There is a sense where this step of forgiveness is as letting the one doing the wrong “off the hook,” but the truth is, what I am really doing is letting go of my “need” to control things. I am ultimately just prevailing upon God to take what is going on and to be God even in this. I am daring to believe that God will have his will and his way in me and in the one committing the wrong(s) and I believe, say, act: “It is well with my soul” and trust God that it will in actual FACT be “well with my soul.” (Huh…imagine that!)
The pressure is off, though. I am free from having to be clever and witty enough to convince the other of their wrong. I just let God be God in it and let His Holy Spirit move in His way, in His time. It doesn’t mean I don’t speak the truth in love, but once spoken, I allow the Spirit to be the HOLY Spirit and I step aside. Sometimes, it is all too easy to try to be the Holy Spirit for another brother or sister in Christ. I have to have to have to let go of my longing to control my world and the people in it. They are not pawns for me to do with as I please.
I don’t want to be hurt. And, certainly, there are times when godly boundaries must be established relative to repeat offenses. God alone can direct in each individual situation. Situations of physical abuse, for instance, or illegal activity–there is little question that these call for godly boundaries and quite probably getting out of the situation entirely (at least temporarily). There are still other situations in which the biblical mandate calls for bringing someone with me to lovingly confront the one sinning. If there is no repentance, then there are other steps that follow in succession, but even in these situations, we choose if we will forgive…or not.
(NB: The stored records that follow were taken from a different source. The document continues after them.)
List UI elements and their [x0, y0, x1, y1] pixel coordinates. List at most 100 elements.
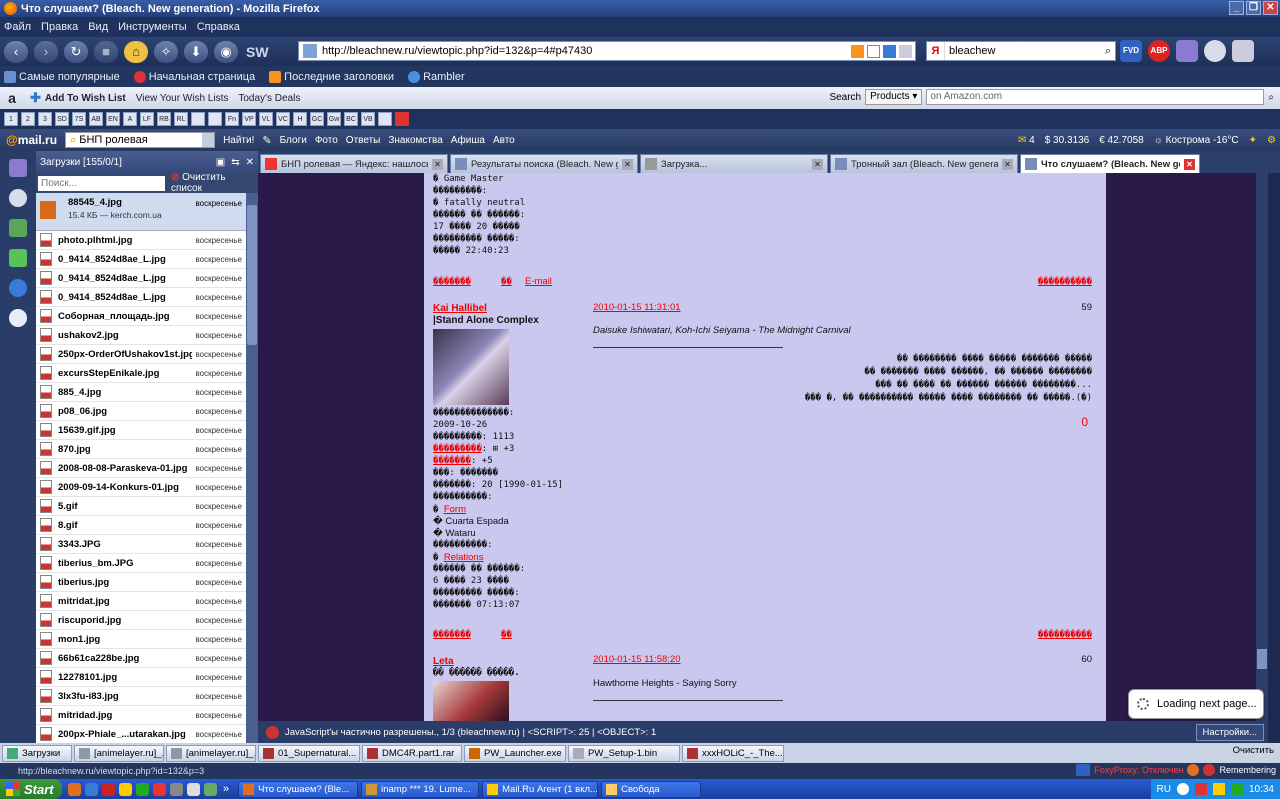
downloads-open-icon[interactable]: ⇆: [231, 157, 239, 168]
downloads-settings-icon[interactable]: ▣: [216, 157, 225, 168]
tab-3[interactable]: Загрузка... ✕: [640, 154, 828, 173]
download-item[interactable]: 66b61ca228be.jpg воскресенье: [36, 649, 246, 668]
downloads-icon[interactable]: [9, 219, 27, 237]
bookmark-rambler[interactable]: Rambler: [408, 70, 465, 83]
tiny-button[interactable]: 2: [21, 112, 35, 126]
post-link[interactable]: ��: [501, 630, 512, 640]
taskbar-item[interactable]: inamp *** 19. Lume...: [361, 780, 480, 798]
download-arrow-icon[interactable]: ⬇: [184, 40, 208, 63]
download-item[interactable]: 2009-09-14-Konkurs-01.jpg воскресенье: [36, 478, 246, 497]
downloads-toggle-button[interactable]: Загрузки: [2, 744, 72, 762]
tiny-button[interactable]: 3: [38, 112, 52, 126]
taskbar-overflow-icon[interactable]: »: [223, 783, 229, 795]
pencil-icon[interactable]: ✎: [262, 134, 271, 147]
tray-icon[interactable]: [1230, 783, 1243, 795]
tiny-button[interactable]: Gw: [327, 112, 341, 126]
download-item[interactable]: 870.jpg воскресенье: [36, 440, 246, 459]
usd-rate[interactable]: $ 30.3136: [1045, 135, 1090, 146]
mailru-link-afisha[interactable]: Афиша: [451, 135, 485, 146]
weather[interactable]: ☼ Кострома -16°C: [1154, 135, 1239, 146]
home-button[interactable]: ⌂: [124, 40, 148, 63]
products-dropdown[interactable]: Products ▾: [865, 89, 923, 105]
download-item[interactable]: mitridad.jpg воскресенье: [36, 706, 246, 725]
post-link[interactable]: ����������: [1038, 630, 1092, 640]
mailru-find-button[interactable]: Найти!: [223, 135, 254, 146]
tiny-button[interactable]: 1: [4, 112, 18, 126]
app-icon[interactable]: [170, 782, 183, 796]
gift-icon[interactable]: ✦: [1249, 135, 1257, 146]
download-statusbar-item[interactable]: DMC4R.part1.rar: [362, 744, 462, 762]
player-icon[interactable]: [136, 782, 149, 796]
tray-icon[interactable]: [1194, 783, 1207, 795]
download-item[interactable]: 885_4.jpg воскресенье: [36, 383, 246, 402]
tiny-button[interactable]: A: [123, 112, 137, 126]
fox-icon[interactable]: [1187, 764, 1200, 776]
mailru-link-photo[interactable]: Фото: [315, 135, 338, 146]
ie-icon[interactable]: [85, 782, 98, 796]
downloads-title[interactable]: Загрузки [155/0/1]: [40, 157, 122, 168]
clock[interactable]: 10:34: [1249, 784, 1274, 795]
app-icon[interactable]: [187, 782, 200, 796]
post-link[interactable]: �������: [433, 630, 471, 640]
download-item[interactable]: p08_06.jpg воскресенье: [36, 402, 246, 421]
relations-link[interactable]: Relations: [444, 552, 484, 563]
rss-icon[interactable]: [851, 44, 864, 58]
tiny-button[interactable]: 7S: [72, 112, 86, 126]
clock-icon[interactable]: [1204, 40, 1226, 62]
search-magnifier-icon[interactable]: ⌕: [1105, 45, 1111, 58]
start-button[interactable]: Start: [0, 779, 62, 799]
adblock-button[interactable]: ABP: [1148, 40, 1170, 62]
download-item[interactable]: 5.gif воскресенье: [36, 497, 246, 516]
downloads-search-input[interactable]: Поиск...: [38, 175, 165, 191]
fvd-button[interactable]: FVD: [1120, 40, 1142, 62]
mailru-search-input[interactable]: ⌕ БНП ролевая: [65, 132, 216, 148]
mail-icon[interactable]: [119, 782, 132, 796]
bookmark-headlines[interactable]: Последние заголовки: [269, 70, 394, 83]
forward-button[interactable]: ›: [34, 40, 58, 63]
eur-rate[interactable]: € 42.7058: [1099, 135, 1144, 146]
tiny-button[interactable]: [378, 112, 392, 126]
noscript-icon[interactable]: [266, 725, 279, 739]
tiny-button[interactable]: RL: [174, 112, 188, 126]
tiny-button[interactable]: LF: [140, 112, 154, 126]
download-item[interactable]: 0_9414_8524d8ae_L.jpg воскресенье: [36, 250, 246, 269]
download-statusbar-item[interactable]: 01_Supernatural...: [258, 744, 360, 762]
fvd-icon[interactable]: [1076, 764, 1091, 776]
restore-button[interactable]: ❐: [1246, 1, 1261, 15]
download-statusbar-item[interactable]: [animelayer.ru]_...: [74, 744, 164, 762]
post-rating[interactable]: 0: [1081, 415, 1088, 429]
reload-button[interactable]: ↻: [64, 40, 88, 63]
info-icon[interactable]: [9, 309, 27, 327]
mailru-link-dating[interactable]: Знакомства: [388, 135, 442, 146]
download-item[interactable]: Соборная_площадь.jpg воскресенье: [36, 307, 246, 326]
post-link[interactable]: ��: [501, 277, 512, 287]
download-item-selected[interactable]: 88545_4.jpg 15.4 КБ — kerch.com.ua воскр…: [36, 193, 246, 231]
page-scrollbar[interactable]: [1256, 173, 1268, 721]
tab-close-icon[interactable]: ✕: [1184, 158, 1195, 170]
noscript-settings-button[interactable]: Настройки...: [1195, 723, 1264, 741]
menu-file[interactable]: Файл: [4, 21, 31, 33]
clear-list-button[interactable]: ⊘ Очистить список: [171, 172, 256, 194]
download-item[interactable]: excursStepEnikale.jpg воскресенье: [36, 364, 246, 383]
reputation-link[interactable]: ���������: [433, 444, 482, 454]
scrollbar-thumb[interactable]: [247, 205, 257, 345]
mailru-link-blogs[interactable]: Блоги: [280, 135, 307, 146]
agent-icon[interactable]: [153, 782, 166, 796]
download-item[interactable]: 0_9414_8524d8ae_L.jpg воскресенье: [36, 288, 246, 307]
download-item[interactable]: 12278101.jpg воскресенье: [36, 668, 246, 687]
search-magnifier-icon[interactable]: ⌕: [1268, 92, 1274, 103]
amazon-logo-icon[interactable]: a: [4, 90, 20, 106]
download-item[interactable]: photo.plhtml.jpg воскресенье: [36, 231, 246, 250]
download-item[interactable]: ushakov2.jpg воскресенье: [36, 326, 246, 345]
download-statusbar-item[interactable]: [animelayer.ru]_...: [166, 744, 256, 762]
tiny-button[interactable]: AB: [89, 112, 103, 126]
minimize-button[interactable]: _: [1229, 1, 1244, 15]
taskbar-item[interactable]: Свобода: [601, 780, 702, 798]
downloads-scrollbar[interactable]: [246, 193, 258, 743]
bookmark-star-icon[interactable]: [867, 44, 880, 58]
menu-edit[interactable]: Правка: [41, 21, 78, 33]
favorites-star-icon[interactable]: [1176, 40, 1198, 62]
stop-button[interactable]: ■: [94, 40, 118, 63]
tab-close-icon[interactable]: ✕: [622, 158, 633, 170]
favorites-star-icon[interactable]: [9, 159, 27, 177]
In light of how great my sin has been and, even, continues to be today, how could I say no to the Lord when he asks me “Will you choose to forgive, child?”
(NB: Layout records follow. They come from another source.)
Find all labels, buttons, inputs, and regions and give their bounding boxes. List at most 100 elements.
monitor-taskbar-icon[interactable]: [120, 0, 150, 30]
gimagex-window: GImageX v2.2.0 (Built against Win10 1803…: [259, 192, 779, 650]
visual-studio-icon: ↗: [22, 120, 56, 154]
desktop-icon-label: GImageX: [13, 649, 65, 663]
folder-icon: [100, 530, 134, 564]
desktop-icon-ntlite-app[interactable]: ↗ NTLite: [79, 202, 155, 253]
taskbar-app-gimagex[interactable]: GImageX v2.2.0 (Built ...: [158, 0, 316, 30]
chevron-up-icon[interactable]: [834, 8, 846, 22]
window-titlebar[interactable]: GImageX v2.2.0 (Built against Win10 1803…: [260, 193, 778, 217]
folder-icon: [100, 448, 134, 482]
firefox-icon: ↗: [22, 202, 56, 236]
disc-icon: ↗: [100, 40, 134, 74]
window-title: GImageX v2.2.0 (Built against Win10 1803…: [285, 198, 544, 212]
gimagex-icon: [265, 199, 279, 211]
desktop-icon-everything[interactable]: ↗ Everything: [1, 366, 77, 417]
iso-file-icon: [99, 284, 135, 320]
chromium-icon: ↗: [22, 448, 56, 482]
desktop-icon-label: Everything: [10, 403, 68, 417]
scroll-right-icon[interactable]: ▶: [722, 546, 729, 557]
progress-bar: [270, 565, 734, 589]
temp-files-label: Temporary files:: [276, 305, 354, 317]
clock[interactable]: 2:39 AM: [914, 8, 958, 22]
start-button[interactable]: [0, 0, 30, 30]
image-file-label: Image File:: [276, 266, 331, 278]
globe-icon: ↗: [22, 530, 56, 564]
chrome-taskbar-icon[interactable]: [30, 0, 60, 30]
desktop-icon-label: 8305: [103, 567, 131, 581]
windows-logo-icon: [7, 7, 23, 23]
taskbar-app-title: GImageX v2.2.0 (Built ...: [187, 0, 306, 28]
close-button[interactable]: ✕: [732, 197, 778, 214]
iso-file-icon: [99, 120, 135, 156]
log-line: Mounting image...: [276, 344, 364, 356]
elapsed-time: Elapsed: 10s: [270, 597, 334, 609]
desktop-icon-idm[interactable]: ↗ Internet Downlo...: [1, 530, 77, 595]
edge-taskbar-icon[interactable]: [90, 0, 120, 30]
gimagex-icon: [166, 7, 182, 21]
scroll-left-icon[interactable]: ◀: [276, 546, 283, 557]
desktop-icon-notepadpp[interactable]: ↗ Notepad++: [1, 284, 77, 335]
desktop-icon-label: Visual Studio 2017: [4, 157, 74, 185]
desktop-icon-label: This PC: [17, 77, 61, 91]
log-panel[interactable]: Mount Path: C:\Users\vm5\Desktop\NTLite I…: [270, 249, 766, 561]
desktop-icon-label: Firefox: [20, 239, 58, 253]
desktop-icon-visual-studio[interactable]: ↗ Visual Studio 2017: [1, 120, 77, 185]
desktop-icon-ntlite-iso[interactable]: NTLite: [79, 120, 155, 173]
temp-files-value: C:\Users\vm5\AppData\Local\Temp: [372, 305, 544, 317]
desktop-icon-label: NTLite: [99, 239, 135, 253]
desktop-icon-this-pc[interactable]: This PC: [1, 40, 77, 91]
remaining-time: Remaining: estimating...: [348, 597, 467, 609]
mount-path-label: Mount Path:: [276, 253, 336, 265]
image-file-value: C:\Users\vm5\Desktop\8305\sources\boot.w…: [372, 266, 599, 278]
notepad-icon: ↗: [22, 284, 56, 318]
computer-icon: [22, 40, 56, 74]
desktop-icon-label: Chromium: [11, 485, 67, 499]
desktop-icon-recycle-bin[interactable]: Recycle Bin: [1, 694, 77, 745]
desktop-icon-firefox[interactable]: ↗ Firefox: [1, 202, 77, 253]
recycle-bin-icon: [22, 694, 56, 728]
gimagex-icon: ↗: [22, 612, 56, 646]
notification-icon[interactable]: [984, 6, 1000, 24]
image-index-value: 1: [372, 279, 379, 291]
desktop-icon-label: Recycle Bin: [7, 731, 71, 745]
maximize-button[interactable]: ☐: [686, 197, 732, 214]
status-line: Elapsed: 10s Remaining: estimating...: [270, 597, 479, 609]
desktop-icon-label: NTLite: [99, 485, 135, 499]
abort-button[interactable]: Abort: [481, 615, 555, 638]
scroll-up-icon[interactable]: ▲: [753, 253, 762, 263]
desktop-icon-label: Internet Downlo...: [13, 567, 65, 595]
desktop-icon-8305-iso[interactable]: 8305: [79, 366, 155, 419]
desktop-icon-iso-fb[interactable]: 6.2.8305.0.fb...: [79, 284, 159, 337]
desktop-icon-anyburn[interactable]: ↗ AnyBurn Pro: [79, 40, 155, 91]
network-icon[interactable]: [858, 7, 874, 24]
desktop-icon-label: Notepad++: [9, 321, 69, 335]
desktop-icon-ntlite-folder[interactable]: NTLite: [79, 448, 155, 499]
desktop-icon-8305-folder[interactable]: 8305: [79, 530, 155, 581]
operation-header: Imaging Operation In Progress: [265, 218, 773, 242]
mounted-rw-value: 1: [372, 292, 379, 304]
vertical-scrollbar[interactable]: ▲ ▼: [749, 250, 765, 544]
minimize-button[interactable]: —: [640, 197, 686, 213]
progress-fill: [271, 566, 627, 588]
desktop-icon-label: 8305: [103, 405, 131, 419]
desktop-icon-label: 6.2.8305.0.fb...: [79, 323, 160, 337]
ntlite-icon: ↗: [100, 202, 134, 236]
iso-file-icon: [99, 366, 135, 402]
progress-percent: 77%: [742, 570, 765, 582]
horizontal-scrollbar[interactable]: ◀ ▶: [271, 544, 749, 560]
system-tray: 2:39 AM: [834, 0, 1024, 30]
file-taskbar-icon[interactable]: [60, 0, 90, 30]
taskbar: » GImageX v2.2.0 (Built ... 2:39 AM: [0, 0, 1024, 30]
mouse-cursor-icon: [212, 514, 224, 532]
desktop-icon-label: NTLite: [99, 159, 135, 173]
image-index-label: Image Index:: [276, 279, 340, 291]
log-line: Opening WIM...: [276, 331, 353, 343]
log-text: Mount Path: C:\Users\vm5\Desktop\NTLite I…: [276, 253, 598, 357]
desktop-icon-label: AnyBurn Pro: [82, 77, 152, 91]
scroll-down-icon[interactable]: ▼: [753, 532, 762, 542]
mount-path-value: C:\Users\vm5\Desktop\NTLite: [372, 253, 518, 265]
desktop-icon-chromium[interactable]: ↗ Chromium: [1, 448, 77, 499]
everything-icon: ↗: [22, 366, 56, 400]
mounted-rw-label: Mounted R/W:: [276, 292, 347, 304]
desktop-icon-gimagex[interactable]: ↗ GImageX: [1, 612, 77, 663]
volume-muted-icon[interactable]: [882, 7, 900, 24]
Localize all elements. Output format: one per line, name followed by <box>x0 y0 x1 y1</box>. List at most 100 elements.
Even as I stretched out against the jets in my tub this morning, the atmosphere muted by soft blue light and the sounds of nature music, with an act of my will I released my way — I said “Yes, I choose to forgive,” to the Lord…His peace descended and confirmed a thousand times over that what I chose in that moment of dying to myself was a gift–not to the one who needs forgiveness and doesn’t yet accept that–but to me. It was a gift given to me. A gift paid for by Jesus. Yes, his forgiveness OF me is a gift to me, most certainly, but I don’t think I ever realized just how much Him working in me to forgive another is a gift to me as well. I sensed shackles falling and my spirit rising. Truly, from the ashes I rise as I choose to forgive.
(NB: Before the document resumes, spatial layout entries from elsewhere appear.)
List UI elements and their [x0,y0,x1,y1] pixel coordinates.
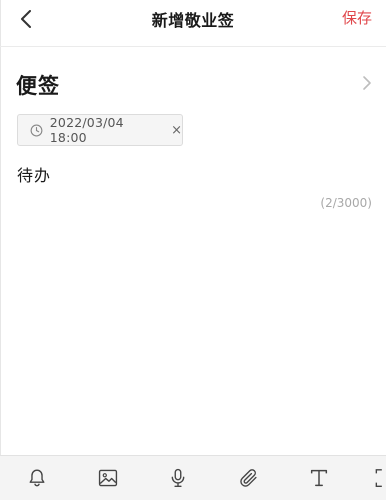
save-button[interactable]: 保存 [342,7,372,28]
remove-reminder-button[interactable]: × [171,124,182,137]
bell-icon [29,469,45,487]
character-counter: (2/3000) [320,196,372,210]
page-title: 新增敬业签 [151,11,235,30]
microphone-icon [171,468,185,487]
text-format-button[interactable] [306,465,332,491]
reminder-datetime: 2022/03/04 18:00 [49,115,124,145]
expand-icon [375,469,382,487]
reminder-bell-button[interactable] [24,465,50,491]
chevron-right-icon [363,76,371,90]
top-bar: 新增敬业签 保存 [0,0,386,47]
category-label: 便签 [16,74,60,98]
insert-image-button[interactable] [95,465,121,491]
note-editor-screen: 新增敬业签 保存 便签 2022/03/04 18:00 × 待办 (2/300… [0,0,386,500]
note-content-input[interactable]: 待办 [17,162,51,186]
bottom-toolbar [0,455,386,500]
image-icon [98,469,118,487]
paperclip-icon [240,469,257,487]
voice-input-button[interactable] [165,465,191,491]
clock-icon [30,123,44,137]
category-selector[interactable]: 便签 [0,60,386,108]
reminder-date-tag[interactable]: 2022/03/04 18:00 × [17,114,183,146]
attachment-button[interactable] [236,465,262,491]
text-format-icon [310,469,328,487]
expand-button[interactable] [374,465,386,491]
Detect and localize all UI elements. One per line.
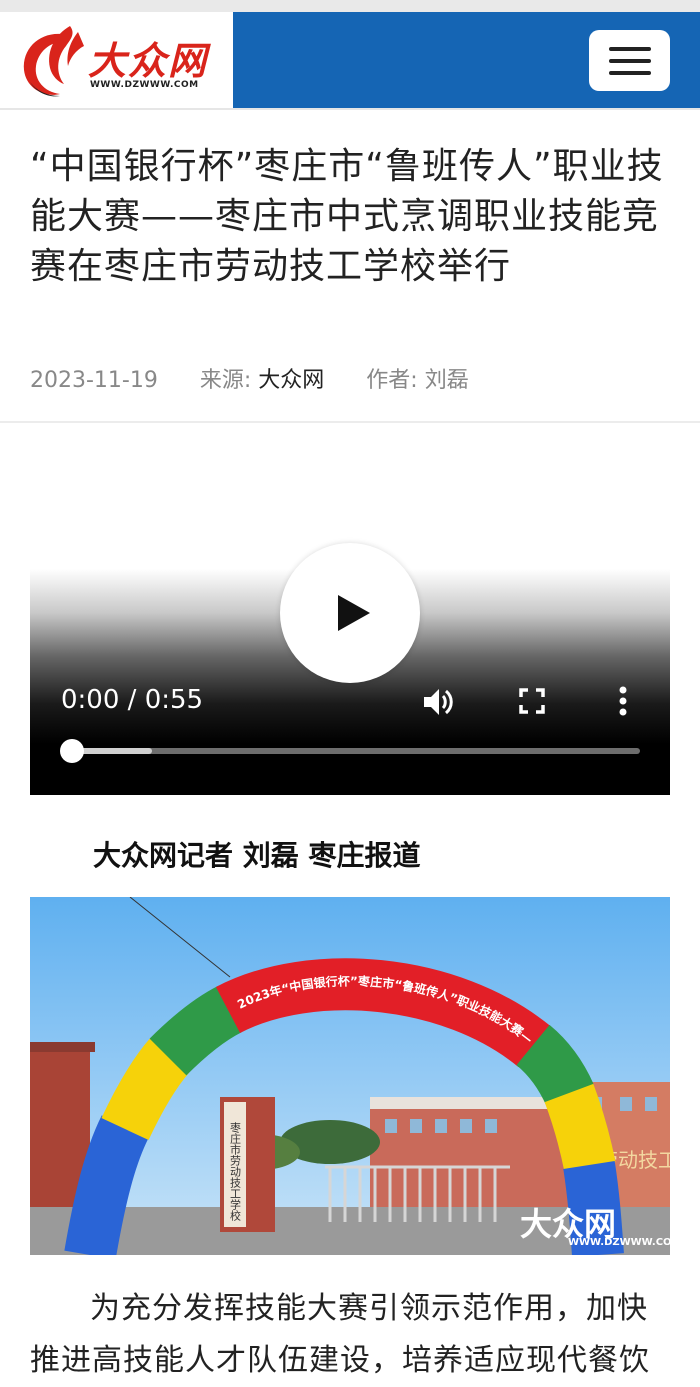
video-player[interactable]: 0:00 / 0:55 xyxy=(30,430,670,795)
play-icon xyxy=(338,595,370,631)
logo-text: 大众网 xyxy=(88,38,209,83)
article-meta: 2023-11-19 来源: 大众网 作者: 刘磊 xyxy=(30,362,469,394)
header-divider xyxy=(0,108,700,110)
publish-date: 2023-11-19 xyxy=(30,368,158,393)
duration: 0:55 xyxy=(144,685,204,715)
more-vert-icon[interactable] xyxy=(618,686,628,716)
author-label: 作者: xyxy=(366,368,418,393)
site-header: 大众网 WWW.DZWWW.COM xyxy=(0,12,700,108)
article-paragraph: 为充分发挥技能大赛引领示范作用，加快推进高技能人才队伍建设，培养适应现代餐饮 xyxy=(30,1291,650,1378)
article-title: “中国银行杯”枣庄市“鲁班传人”职业技能大赛——枣庄市中式烹调职业技能竞赛在枣庄… xyxy=(30,146,664,287)
status-bar xyxy=(0,0,700,12)
author-name: 刘磊 xyxy=(424,368,469,393)
menu-icon xyxy=(608,46,651,51)
watermark-url: WWW.DZWWW.COM xyxy=(568,1237,670,1248)
progress-track[interactable] xyxy=(72,748,640,754)
byline: 大众网记者 刘磊 枣庄报道 xyxy=(93,839,421,872)
header-bar xyxy=(233,12,700,108)
meta-divider xyxy=(0,421,700,423)
school-sign: 枣庄市劳动技工学校 xyxy=(229,1122,242,1222)
video-time: 0:00 / 0:55 xyxy=(61,685,204,715)
site-logo[interactable]: 大众网 WWW.DZWWW.COM xyxy=(0,12,233,108)
article-photo: 劳动技工学校 枣庄市劳动技工学校 2023年“ xyxy=(30,897,670,1255)
fullscreen-icon[interactable] xyxy=(519,688,545,714)
play-button[interactable] xyxy=(280,543,420,683)
source-label: 来源: xyxy=(199,368,252,393)
source-name: 大众网 xyxy=(258,368,325,393)
volume-icon[interactable] xyxy=(422,686,456,718)
logo-url: WWW.DZWWW.COM xyxy=(90,80,199,90)
photo-watermark: 大众网 WWW.DZWWW.COM xyxy=(520,1199,670,1248)
current-time: 0:00 xyxy=(61,685,120,715)
progress-thumb[interactable] xyxy=(60,739,84,763)
menu-button[interactable] xyxy=(589,30,670,91)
Practically speaking, I find myself not nearly so agitated, not wandering into the kitchen so often, not wanting something to numb my pain. Forgiveness really is the “magic bullet” for me in so many ways. I know that this process has only just begun during this season of my life, but I will choose to practice forgiveness again and again as often as I have opportunity. How could I say no?
How about you? Are you willing to let go and forgive…now?